Pour la première fois depuis plus de trois ans, le prix du pétrole a dépassé les 65$ le baril (sur l’indice WTI) et les 70$ sur l’indice BRENT. Ces pics sont symboliques. Ils expriment la remontée constante du prix du pétrole que l’on observe depuis la conclusion des accords entre les pays de l’OPEP et les pays du groupe « non-OPEP » à la fin de 2016[1]. Ces accords, que l’on annonçait fragiles se sont révélés stables. Ils ont conduit à une baisse significative des stocks de pétrole, baisse qui a son tour s’est traduite par une hausse du prix. Mais, cette évolution devrait être appelée à se stabiliser d’ici les 6 prochains mois. On doit ainsi prendre avec précautions les annonces faites par certains fonds d’investissement qui pensent que le pétrole pourrait atteindre ou dépasser les 80$ le baril[2]. Il faut dès lors revenir sur l’historique de ce phénomène pour comprendre la nature des problèmes posés. Cette historique fait alors apparaître l’un des changements majeurs de ces dernières années : le rôle de pivot incontournable de ce marché occupé désormais par la Russie.

 

 

1. Spéculation, politique et surproduction : les dessous de la baisse de 2014-2015

Quand on regarde l’évolution des prix depuis ces dernières années, on est tout d’abord frappé par la stabilité que ces prix ont pu avoir à des niveaux très élevés jusqu’au début de 2014. Si l’on prend l’indice BRENT, les prix sont sensiblement supérieurs à 100 dollars le baril jusqu’en juillet 2014. Ils baissent rapidement jusqu’à 50 dollars de la fin juillet 2014 à janvier 2015, se rétablissent provisoirement autour de 60 dollars de janvier à mars 2015, puis replongent pour atteindre le point le plus bas (32,18 dollars le baril) en janvier 2016. Ils remonteront entre 40-45 dollars dans le cours de l’année puis, commenceront une phase haussière en 2017, à la suite des accords de réduction de production signés par les pays de l’OPEP et les pays du groupe « non-OPEP ». Cette phase haussière les a conduit de 45 dollars en juin 2017 à, aujourd’hui, environ 70 dollars, soit une hausse de plus de 55%.

 

Prix du pétrole, indice BRENT

Prix du pétrole, indice WTI

On voit que l’évolution est identique, qu’on la mesure à partir de l’indice BRENT ou de l’indice WTI.

 

Un certain nombre de commentateurs on voulu voir, dans la chute très rapide du premier semestre 2014 la main des Etats-Unis qui auraient voulu, par le biais d’une très forte baisse des prix, « punir » la Russie à la suite des événements d’Ukraine et de Crimée. Mais, en réalité, l’explication de la baisse des prix est très largement économique.

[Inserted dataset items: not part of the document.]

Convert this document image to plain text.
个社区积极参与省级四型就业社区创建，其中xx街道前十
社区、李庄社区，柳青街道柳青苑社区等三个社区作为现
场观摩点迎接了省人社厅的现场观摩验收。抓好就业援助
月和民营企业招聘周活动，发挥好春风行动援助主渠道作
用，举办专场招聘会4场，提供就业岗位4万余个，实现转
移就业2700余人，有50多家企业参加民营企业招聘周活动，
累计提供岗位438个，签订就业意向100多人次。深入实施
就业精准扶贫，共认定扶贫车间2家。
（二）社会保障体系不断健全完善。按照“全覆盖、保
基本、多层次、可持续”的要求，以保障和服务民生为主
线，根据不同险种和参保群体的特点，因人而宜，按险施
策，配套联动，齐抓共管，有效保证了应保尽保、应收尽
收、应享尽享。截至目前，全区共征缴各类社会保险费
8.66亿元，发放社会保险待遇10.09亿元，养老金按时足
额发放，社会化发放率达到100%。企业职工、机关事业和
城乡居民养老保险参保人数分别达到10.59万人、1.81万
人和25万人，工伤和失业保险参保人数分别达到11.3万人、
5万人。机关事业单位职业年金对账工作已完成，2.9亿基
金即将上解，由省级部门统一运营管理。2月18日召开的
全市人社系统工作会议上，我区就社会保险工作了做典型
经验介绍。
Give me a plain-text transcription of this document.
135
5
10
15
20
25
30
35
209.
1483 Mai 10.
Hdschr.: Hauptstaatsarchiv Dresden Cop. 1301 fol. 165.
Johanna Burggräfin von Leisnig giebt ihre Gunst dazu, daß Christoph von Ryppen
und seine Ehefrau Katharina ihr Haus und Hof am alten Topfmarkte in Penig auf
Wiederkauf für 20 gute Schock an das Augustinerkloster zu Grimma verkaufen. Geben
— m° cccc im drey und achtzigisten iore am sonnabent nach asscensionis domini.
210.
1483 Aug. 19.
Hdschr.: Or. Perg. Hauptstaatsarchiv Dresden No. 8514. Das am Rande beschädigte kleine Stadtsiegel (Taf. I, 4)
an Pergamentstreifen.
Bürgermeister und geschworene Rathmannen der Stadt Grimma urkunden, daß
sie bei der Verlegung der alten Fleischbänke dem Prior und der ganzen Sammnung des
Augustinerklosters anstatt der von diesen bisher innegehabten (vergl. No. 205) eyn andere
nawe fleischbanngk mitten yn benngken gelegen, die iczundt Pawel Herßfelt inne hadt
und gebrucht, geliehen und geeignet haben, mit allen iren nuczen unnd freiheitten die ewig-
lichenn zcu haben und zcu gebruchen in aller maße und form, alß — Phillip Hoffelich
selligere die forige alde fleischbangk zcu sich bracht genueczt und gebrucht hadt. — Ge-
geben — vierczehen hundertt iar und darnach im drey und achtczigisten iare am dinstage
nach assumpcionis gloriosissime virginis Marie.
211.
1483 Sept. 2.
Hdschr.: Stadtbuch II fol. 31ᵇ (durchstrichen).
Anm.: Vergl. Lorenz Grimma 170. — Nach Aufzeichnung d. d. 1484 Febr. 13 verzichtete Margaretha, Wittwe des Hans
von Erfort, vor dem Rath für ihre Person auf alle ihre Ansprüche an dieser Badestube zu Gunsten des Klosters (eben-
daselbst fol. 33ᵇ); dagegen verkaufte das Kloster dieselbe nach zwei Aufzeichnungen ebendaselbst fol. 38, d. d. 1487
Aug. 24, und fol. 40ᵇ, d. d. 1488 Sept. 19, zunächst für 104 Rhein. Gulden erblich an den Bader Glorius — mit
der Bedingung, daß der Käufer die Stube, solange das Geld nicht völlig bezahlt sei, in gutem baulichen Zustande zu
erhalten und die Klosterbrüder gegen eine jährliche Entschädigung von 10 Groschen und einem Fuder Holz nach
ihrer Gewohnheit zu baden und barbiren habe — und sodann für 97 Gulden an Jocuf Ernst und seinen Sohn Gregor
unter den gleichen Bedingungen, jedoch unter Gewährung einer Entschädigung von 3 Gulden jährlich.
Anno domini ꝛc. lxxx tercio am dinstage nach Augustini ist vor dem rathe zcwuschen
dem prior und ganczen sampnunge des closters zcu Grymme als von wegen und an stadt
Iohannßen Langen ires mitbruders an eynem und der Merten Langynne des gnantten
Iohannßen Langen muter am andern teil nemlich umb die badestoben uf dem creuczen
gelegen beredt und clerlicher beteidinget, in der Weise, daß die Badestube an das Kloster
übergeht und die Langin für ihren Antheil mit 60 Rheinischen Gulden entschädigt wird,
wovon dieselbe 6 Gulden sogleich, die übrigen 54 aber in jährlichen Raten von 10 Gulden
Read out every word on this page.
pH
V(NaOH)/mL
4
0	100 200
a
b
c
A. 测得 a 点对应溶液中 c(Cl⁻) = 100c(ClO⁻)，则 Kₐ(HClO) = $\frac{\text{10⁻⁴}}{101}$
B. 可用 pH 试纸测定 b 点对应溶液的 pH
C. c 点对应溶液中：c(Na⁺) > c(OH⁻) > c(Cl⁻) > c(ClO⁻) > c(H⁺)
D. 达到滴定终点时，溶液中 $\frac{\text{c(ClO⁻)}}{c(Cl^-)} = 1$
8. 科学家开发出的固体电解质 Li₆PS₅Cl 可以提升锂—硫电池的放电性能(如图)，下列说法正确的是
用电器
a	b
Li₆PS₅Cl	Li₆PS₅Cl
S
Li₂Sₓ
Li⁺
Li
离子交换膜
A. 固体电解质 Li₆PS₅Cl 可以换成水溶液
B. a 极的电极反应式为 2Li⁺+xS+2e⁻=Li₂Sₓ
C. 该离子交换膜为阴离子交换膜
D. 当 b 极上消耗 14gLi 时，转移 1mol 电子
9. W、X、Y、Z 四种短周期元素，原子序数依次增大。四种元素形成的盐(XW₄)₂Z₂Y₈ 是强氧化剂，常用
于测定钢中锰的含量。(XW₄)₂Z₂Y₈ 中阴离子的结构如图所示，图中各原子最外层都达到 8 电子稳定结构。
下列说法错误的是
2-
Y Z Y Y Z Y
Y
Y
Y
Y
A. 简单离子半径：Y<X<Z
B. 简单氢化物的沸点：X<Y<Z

  1. L’offre de pétrole était largement supérieure à la demande depuis la fin de 2012. La période de prix élevés, induite par les conséquences à long terme de la crise financière de 2007-2009 avait poussé à une très forte croissance de l’exploitation du pétrole de schistes. Les prix élevés rendait la production retable, même pour de petites compagnies opérant dans des conditions d’exploitation que l’on peut qualifier de marginales.
  2. Cette montée des Etats-Unis dans la production globale s’accompagnait d’une concurrence importante sur les marchés, dans la mesure où l’Arabie Saoudite et les pays du Golfe maintenaient des niveaux de production élevés.
  3. Le déséquilibre offre/demande, qui aurait dû provoquer une baisse des prix dès le début de 2013 était compensé par le stockage de quantités importantes de pétrole achetées par des sociétés financières qui l’utilisaient comme garantie dans le cadre d’emprunts. Ces achats ont artificiellement gonflés la demande. Tant que les prix étaient stables, voire à la hausse, ces sociétés financières avaient intérêt à ne pas revendre les quantités de pétrole qu’elles détenaient.

 

Le tournant qui arrive en 2014 est essentiellement lié au déstockage par ces compagnies financières. Mais, le mouvement de baisse amorcé induit une spéculation à la baisse des prix. Ces compagnies financières, constatant que la baisse des prix se prolonge liquide brutalement les quantités qu’elles détiennent dans l’espoir de limiter la perte de valeur (par rapport aux emprunts souscrits). Mais, cette liquidation accélère le déséquilibre offre/demande, et donc la baisse des prix.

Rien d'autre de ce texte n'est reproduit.